You may need to scrape the bowl or blender sides down to make sure all the pieces get processed.
(If you like it super spicy add a little chipotle in adobo, fresh jalapeno, or cayenne pepper to the first blending. If you want it CRAZY HOT add all 3! Note that the chipotle in adobo will also add a very smoky flavor.)
Now add the remaining tomatoes to the mixture. If you are using a food processor, pulse the mixture 4-6 times, so that some small chunks still remain in the salsa. If you are using a blender just do a very quick blend, about 4 seconds, so you retain some of the tomato texture.
Serve the salsa right away or store it in the fridge, in an airtight container, for up to 5 days.
The salsa does get better with time, like a lot of tomato recipes do (ie. chili). If you have time to make it ahead and let it sit in the fridge overnight, do. If not, do not worry, it will still be delish!
Mexican Dinner Recipes
Having Mexican food for dinner is one of our favorites at the Mom’s Dinner house! Here are a couple of my recipes that are on heavy rotation here:
- Veggie Enchiladas with Chili Lime Crema
- Verde Chicken Enchiladas
- My Favorite Chicken Enchilada Recipe
- Instant Pot Burrito Bowls
- Best Ever Grapefruit Margaritas
- Rosemary Palomas
- The Best 15-Minute Refried Beans
I hope you give this recipe a try in your kitchen!

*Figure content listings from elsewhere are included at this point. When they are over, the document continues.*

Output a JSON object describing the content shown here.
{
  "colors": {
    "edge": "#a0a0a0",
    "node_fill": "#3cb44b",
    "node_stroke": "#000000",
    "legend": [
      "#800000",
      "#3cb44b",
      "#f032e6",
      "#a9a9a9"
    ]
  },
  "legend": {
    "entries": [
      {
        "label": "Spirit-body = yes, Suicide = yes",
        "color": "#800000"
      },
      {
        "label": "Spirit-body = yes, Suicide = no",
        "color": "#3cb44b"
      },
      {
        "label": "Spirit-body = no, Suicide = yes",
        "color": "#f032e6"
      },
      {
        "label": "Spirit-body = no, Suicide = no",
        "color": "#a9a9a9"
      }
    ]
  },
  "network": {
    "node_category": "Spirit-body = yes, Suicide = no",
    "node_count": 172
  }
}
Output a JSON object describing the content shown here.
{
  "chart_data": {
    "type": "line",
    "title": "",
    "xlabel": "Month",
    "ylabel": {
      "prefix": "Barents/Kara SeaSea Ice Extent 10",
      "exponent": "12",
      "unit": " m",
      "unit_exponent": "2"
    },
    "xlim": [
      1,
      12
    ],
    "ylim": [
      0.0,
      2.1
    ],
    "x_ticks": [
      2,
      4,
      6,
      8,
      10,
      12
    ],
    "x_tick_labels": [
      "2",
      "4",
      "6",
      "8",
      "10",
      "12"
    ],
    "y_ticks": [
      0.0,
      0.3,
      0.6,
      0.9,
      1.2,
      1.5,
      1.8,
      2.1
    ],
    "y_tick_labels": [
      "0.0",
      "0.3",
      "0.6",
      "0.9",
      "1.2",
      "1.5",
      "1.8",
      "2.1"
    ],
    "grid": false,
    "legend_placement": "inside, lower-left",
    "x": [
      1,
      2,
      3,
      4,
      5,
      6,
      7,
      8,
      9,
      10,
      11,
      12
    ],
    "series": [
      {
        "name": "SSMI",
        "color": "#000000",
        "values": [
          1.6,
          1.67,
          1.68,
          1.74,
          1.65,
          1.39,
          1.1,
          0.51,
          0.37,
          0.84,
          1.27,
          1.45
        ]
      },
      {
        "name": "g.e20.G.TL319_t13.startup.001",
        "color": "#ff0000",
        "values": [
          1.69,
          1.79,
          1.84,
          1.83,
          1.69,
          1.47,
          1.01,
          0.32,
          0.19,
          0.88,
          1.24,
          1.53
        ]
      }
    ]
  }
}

Homemade Restaurant Style Salsa Recipe
Restaurant Style Salsa
- ¼ cup fresh cilantro
- 2 ½ tbsp fresh lime juice
- ⅓ cup red onion, sliced and rinsed under cool water
- 2 plump garlic cloves, chopped
- ¾ tsp kosher salt
- ½ tsp black pepper
- ¾ tsp sugar
- 28 ounce canned diced tomatoes (use the brand you think is the very best)
- In a food processor or powerful blender add the first 7 ingredients, plus ½ cup of the tomatoes. Blend until there are no large chunks of onion or garlic remaining. About 30 seconds. You may need to scrape the sides down to make sure all the bits get blended.
- Add the remaining canned tomatoes. If you are using a food processor pulse 5-6 times, to get the perfect texture. If you are using a blender only blend for an additional 4-5 seconds, to retain some of the tomato texture.
- Serve immediately or store in an airtight container for up to 5 days. The salsa does get more flavorful after a day in the fridge.
- Tomatoes are the star of this recipe, so make sure you buy the very best canned tomatoes. This is not the time for a value brand.
- Rinsing your red onions will help the onion flavor to not linger in your mouth long after you have eaten the salsa.
- If you can make the salsa a day in advance the flavor is even better after a day in the fridge.
- For spicier salsa add some fresh jalapeno or cayenne pepper in the first blending, with the onions and cilantro.
- To add a smokey flavor AND extra heat put 1 chilie in adobo in the first blending, with the onions and cilantro.
If nutrition facts are provided they are calculated as an estimate to the best of our knowledge.